For the second time in the last few days, Uber Technologies (UBER -1.29%) has divested one of its skunkworks. The rideshare company has signed a deal with early-stage company Joby Aviation to sell Uber Elevate, a business unit tasked with exploring and developing aerial technologies, such as air taxis and delivery drones.
The price of the sale was not disclosed. As part of the deal, Uber will invest an additional $75 million in Joby on top of a $50 million investment it made in January. The latter arrangement was not previously disclosed. Joby's total funding now stands at $820 million, and its investors include automaker Toyota, which has pumped $394 million into the still privately held company.
Joby, which revealed the news in a press release issued on Wednesday, said that it and Uber "have agreed to integrate their respective services into each other's apps, enabling seamless integration between ground and air travel for future customers."
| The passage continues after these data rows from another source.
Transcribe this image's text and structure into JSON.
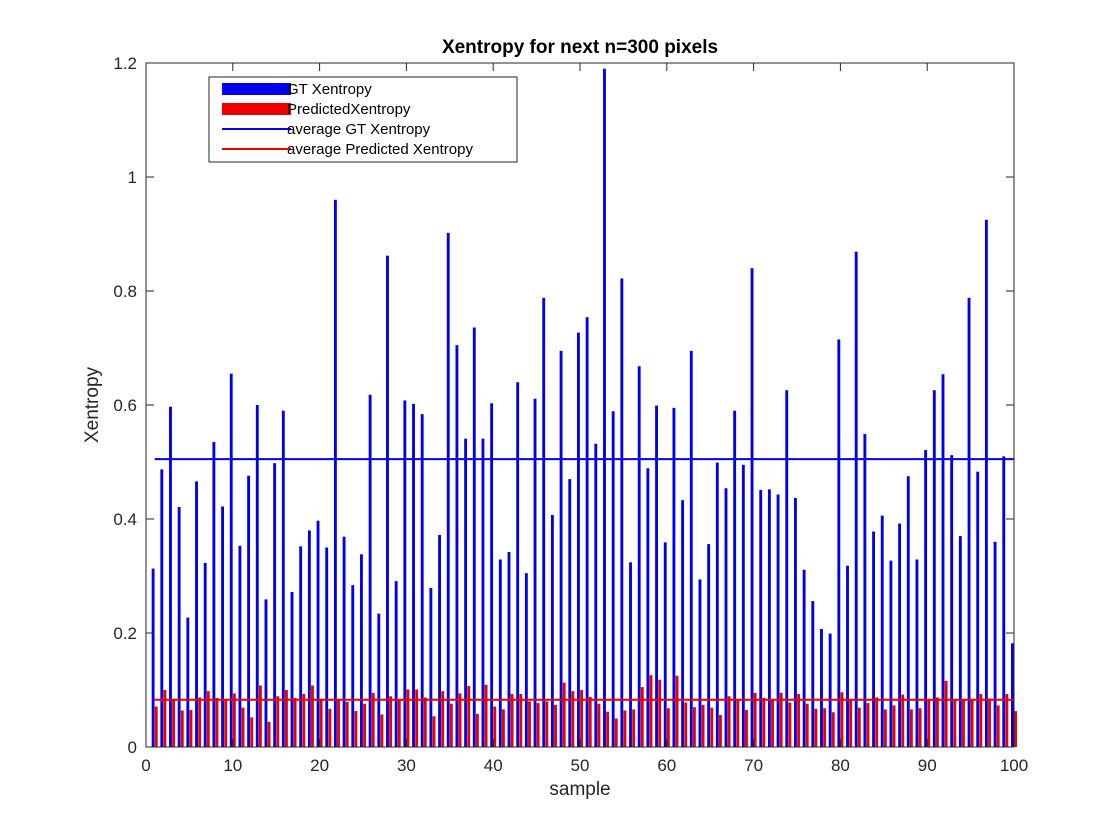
{
  "chart_data": {
    "type": "bar",
    "title": "Xentropy for next n=300 pixels",
    "xlabel": "sample",
    "ylabel": "Xentropy",
    "xlim": [
      0,
      100
    ],
    "ylim": [
      0,
      1.2
    ],
    "xticks": [
      0,
      10,
      20,
      30,
      40,
      50,
      60,
      70,
      80,
      90,
      100
    ],
    "yticks": [
      0,
      0.2,
      0.4,
      0.6,
      0.8,
      1,
      1.2
    ],
    "ytick_labels": [
      "0",
      "0.2",
      "0.4",
      "0.6",
      "0.8",
      "1",
      "1.2"
    ],
    "grid": false,
    "legend_position": "top-left",
    "x": [
      1,
      2,
      3,
      4,
      5,
      6,
      7,
      8,
      9,
      10,
      11,
      12,
      13,
      14,
      15,
      16,
      17,
      18,
      19,
      20,
      21,
      22,
      23,
      24,
      25,
      26,
      27,
      28,
      29,
      30,
      31,
      32,
      33,
      34,
      35,
      36,
      37,
      38,
      39,
      40,
      41,
      42,
      43,
      44,
      45,
      46,
      47,
      48,
      49,
      50,
      51,
      52,
      53,
      54,
      55,
      56,
      57,
      58,
      59,
      60,
      61,
      62,
      63,
      64,
      65,
      66,
      67,
      68,
      69,
      70,
      71,
      72,
      73,
      74,
      75,
      76,
      77,
      78,
      79,
      80,
      81,
      82,
      83,
      84,
      85,
      86,
      87,
      88,
      89,
      90,
      91,
      92,
      93,
      94,
      95,
      96,
      97,
      98,
      99,
      100
    ],
    "series": [
      {
        "name": "GT Xentropy",
        "color": "#0000ee",
        "values": [
          0.313,
          0.487,
          0.597,
          0.421,
          0.227,
          0.466,
          0.323,
          0.535,
          0.422,
          0.655,
          0.353,
          0.476,
          0.6,
          0.259,
          0.498,
          0.59,
          0.272,
          0.352,
          0.38,
          0.397,
          0.35,
          0.96,
          0.369,
          0.284,
          0.338,
          0.618,
          0.234,
          0.862,
          0.291,
          0.608,
          0.602,
          0.584,
          0.279,
          0.372,
          0.902,
          0.705,
          0.541,
          0.736,
          0.541,
          0.603,
          0.329,
          0.342,
          0.64,
          0.305,
          0.611,
          0.788,
          0.407,
          0.695,
          0.47,
          0.727,
          0.754,
          0.532,
          1.19,
          0.589,
          0.822,
          0.324,
          0.668,
          0.489,
          0.599,
          0.359,
          0.595,
          0.433,
          0.695,
          0.294,
          0.356,
          0.499,
          0.454,
          0.59,
          0.495,
          0.84,
          0.451,
          0.452,
          0.443,
          0.626,
          0.437,
          0.311,
          0.256,
          0.207,
          0.199,
          0.715,
          0.318,
          0.869,
          0.549,
          0.378,
          0.406,
          0.327,
          0.392,
          0.475,
          0.329,
          0.521,
          0.626,
          0.654,
          0.512,
          0.37,
          0.788,
          0.483,
          0.925,
          0.36,
          0.51,
          0.182
        ]
      },
      {
        "name": "PredictedXentropy",
        "color": "#ee0000",
        "values": [
          0.071,
          0.1,
          0.083,
          0.064,
          0.065,
          0.087,
          0.098,
          0.086,
          0.083,
          0.094,
          0.069,
          0.052,
          0.108,
          0.044,
          0.089,
          0.1,
          0.086,
          0.093,
          0.108,
          0.082,
          0.067,
          0.083,
          0.079,
          0.063,
          0.076,
          0.095,
          0.057,
          0.089,
          0.084,
          0.101,
          0.101,
          0.087,
          0.054,
          0.098,
          0.076,
          0.094,
          0.107,
          0.058,
          0.109,
          0.071,
          0.066,
          0.093,
          0.093,
          0.08,
          0.077,
          0.08,
          0.074,
          0.113,
          0.098,
          0.1,
          0.088,
          0.076,
          0.062,
          0.05,
          0.064,
          0.066,
          0.105,
          0.126,
          0.118,
          0.068,
          0.125,
          0.078,
          0.07,
          0.074,
          0.069,
          0.056,
          0.089,
          0.082,
          0.065,
          0.095,
          0.086,
          0.083,
          0.095,
          0.078,
          0.093,
          0.076,
          0.067,
          0.068,
          0.061,
          0.096,
          0.083,
          0.069,
          0.077,
          0.087,
          0.066,
          0.073,
          0.092,
          0.066,
          0.068,
          0.083,
          0.087,
          0.116,
          0.083,
          0.082,
          0.082,
          0.093,
          0.085,
          0.073,
          0.093,
          0.063
        ]
      }
    ],
    "reference_lines": [
      {
        "name": "average GT Xentropy",
        "y": 0.505,
        "color": "#0000ee"
      },
      {
        "name": "average Predicted Xentropy",
        "y": 0.083,
        "color": "#ee0000"
      }
    ]
  }
}
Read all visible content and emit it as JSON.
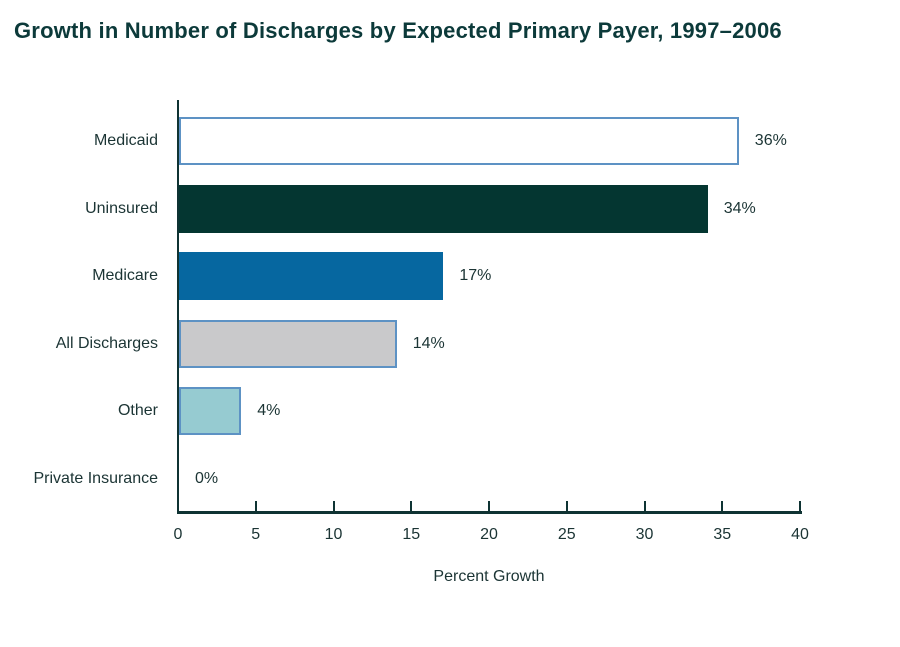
{
  "page": {
    "background": "#ffffff"
  },
  "chart_data": {
    "type": "bar",
    "orientation": "horizontal",
    "title": "Growth in Number of Discharges by Expected Primary Payer, 1997–2006",
    "xlabel": "Percent Growth",
    "xlim": [
      0,
      40
    ],
    "xticks": [
      0,
      5,
      10,
      15,
      20,
      25,
      30,
      35,
      40
    ],
    "grid": false,
    "legend": "none",
    "categories": [
      "Medicaid",
      "Uninsured",
      "Medicare",
      "All Discharges",
      "Other",
      "Private Insurance"
    ],
    "values": [
      36,
      34,
      17,
      14,
      4,
      0
    ],
    "value_labels": [
      "36%",
      "34%",
      "17%",
      "14%",
      "4%",
      "0%"
    ],
    "bar_fills": [
      "#ffffff",
      "#043631",
      "#0667a0",
      "#c9c9cb",
      "#96cbd1",
      null
    ],
    "bar_borders": [
      "#5d92c4",
      null,
      null,
      "#5d92c4",
      "#5d92c4",
      null
    ],
    "colors": {
      "title_text": "#0c3a3a",
      "label_text": "#1b3434",
      "axis": "#0f3333",
      "bar_border_blue": "#5d92c4"
    }
  }
}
The move comes after speculation that Uber, which has shed several capital-intensive businesses in similar sale-and-invest deals, was looking to unload Elevate. The unit was responsible for all of Uber's aerial efforts.
While some, such as the delivery drones or vertical take-off and landing (VTOL) air taxis, have yet to make it past the concept and planning stages, Elevate did manage the operational New York City helicopter-ferrying service Uber Copter. That business, however, has been suspended in the wake of the coronavirus pandemic.
For all its prominence and popularity, Uber is deeply unprofitable on the bottom line and thus continues to sell cost centers. Another example is the recently announced ATG deal. This latest divestment is a sensible move, but the company still needs to prove to investors it can make money at some point down the road.